Still, as meta-slashers go, De Palma’s has great fun exposing our expectations. The movie’s two shower scenes turn out to be audience-baiting dreams. Allen’s character is a hooker with a heart of gold plate. (She strips her Park Avenue johns of stock tips, and also invests in works of art, innocently expressing the fiscally-sound preference for the artists to die.) De Palma also pokes fun at the inevitable scene of de rigueur DSMing; towards the end of the film, he places Allen and a police detective, played by Dennis Franz, in school desks, as the obligatory psychiatrist discourses on Caine’s warring identities.
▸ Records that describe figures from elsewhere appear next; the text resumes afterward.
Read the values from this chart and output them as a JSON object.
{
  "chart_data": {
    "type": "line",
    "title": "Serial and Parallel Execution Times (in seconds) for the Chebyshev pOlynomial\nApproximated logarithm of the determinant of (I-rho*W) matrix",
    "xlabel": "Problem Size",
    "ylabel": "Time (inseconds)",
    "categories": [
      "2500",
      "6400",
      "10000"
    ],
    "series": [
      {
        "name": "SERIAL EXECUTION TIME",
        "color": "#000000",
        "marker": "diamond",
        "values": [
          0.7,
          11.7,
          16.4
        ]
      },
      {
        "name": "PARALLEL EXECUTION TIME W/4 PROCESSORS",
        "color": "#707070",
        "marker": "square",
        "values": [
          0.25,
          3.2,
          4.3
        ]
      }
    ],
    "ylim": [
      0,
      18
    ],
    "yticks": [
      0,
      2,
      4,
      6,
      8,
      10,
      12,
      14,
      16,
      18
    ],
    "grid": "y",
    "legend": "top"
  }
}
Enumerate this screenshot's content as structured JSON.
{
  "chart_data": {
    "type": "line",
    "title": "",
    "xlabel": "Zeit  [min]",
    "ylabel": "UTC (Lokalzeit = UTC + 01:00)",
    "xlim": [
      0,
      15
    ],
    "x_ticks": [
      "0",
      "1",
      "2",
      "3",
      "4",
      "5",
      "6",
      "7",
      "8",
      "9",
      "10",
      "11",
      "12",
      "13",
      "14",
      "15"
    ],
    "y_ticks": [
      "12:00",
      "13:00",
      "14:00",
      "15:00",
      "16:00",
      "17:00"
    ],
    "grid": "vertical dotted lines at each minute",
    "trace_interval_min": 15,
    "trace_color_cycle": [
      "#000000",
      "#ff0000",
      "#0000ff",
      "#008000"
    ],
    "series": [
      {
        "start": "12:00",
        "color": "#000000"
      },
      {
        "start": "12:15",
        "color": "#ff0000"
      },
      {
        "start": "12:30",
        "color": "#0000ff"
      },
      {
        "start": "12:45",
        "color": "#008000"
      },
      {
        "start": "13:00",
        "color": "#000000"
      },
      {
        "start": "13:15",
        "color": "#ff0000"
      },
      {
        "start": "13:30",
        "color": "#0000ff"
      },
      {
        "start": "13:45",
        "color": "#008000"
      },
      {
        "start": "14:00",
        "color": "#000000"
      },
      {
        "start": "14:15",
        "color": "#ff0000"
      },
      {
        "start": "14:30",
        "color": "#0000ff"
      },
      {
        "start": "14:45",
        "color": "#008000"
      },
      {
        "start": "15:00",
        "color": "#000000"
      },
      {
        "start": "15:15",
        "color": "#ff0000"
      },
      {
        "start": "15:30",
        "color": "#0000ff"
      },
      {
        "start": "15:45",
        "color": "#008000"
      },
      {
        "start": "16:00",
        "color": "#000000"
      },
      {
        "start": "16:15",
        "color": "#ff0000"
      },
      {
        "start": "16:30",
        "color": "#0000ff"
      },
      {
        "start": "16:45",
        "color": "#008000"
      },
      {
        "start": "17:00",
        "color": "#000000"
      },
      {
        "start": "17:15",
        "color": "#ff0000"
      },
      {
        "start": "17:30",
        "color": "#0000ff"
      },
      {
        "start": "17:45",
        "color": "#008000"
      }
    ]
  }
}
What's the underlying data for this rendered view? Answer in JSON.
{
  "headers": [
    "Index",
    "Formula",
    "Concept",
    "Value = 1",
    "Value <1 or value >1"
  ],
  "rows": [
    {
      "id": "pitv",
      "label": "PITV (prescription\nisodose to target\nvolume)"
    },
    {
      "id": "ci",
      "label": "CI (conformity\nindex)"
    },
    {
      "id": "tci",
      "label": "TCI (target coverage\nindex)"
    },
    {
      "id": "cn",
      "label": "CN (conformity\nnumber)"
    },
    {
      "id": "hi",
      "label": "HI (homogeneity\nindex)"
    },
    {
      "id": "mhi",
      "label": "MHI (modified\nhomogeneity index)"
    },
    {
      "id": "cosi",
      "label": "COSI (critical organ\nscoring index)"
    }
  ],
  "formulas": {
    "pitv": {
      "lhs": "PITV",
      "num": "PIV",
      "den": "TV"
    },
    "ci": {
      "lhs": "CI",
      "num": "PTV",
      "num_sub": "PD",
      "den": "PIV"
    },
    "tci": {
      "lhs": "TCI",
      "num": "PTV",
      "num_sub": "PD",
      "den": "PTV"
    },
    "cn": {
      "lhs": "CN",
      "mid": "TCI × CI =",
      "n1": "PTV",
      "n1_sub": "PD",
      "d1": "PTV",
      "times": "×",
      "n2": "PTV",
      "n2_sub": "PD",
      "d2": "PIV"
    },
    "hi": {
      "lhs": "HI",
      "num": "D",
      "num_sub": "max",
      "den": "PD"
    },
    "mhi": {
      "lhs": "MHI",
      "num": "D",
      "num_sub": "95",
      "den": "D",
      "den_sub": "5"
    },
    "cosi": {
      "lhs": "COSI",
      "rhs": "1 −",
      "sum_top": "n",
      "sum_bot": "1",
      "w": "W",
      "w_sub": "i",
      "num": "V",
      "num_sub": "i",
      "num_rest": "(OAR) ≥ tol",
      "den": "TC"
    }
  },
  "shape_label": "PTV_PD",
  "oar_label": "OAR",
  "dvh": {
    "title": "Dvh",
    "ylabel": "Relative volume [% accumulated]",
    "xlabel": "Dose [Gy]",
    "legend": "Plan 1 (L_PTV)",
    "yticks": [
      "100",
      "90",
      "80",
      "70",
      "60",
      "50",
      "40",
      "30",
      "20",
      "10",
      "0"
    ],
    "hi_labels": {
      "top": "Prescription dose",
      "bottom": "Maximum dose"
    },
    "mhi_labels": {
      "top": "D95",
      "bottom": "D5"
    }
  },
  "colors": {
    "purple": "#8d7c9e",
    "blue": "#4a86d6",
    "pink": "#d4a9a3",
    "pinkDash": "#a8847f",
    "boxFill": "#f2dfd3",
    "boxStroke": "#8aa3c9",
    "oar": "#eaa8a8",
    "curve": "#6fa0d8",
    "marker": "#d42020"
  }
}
Thirty-five years after its release, Dressed to Kill looks a lot like a lavishly-filmed, if slightly out-of-date, postmodern thriller. (Think Scream for aesthetes.) De Palma deploys slow tracking shots, split screens, obsessive craft, and a sense of humor. An early, wordless scene, in which Dickinson and her lover give chase to each other in an art gallery, is a marvel of visual storytelling, the sort of thing Hitchcock, who got his start in the silent era, used to call, “pure cinema.” There’s no such thing as pure cinema, of course; movies are impressed, in part, with the beliefs of their moment. But Dressed to Kill mostly transcends its dated, politically-incorrect impurities. If anything, the movie’s changing fortunes suggest we ought to be wary of our indignant other self—that inner, humorless critic.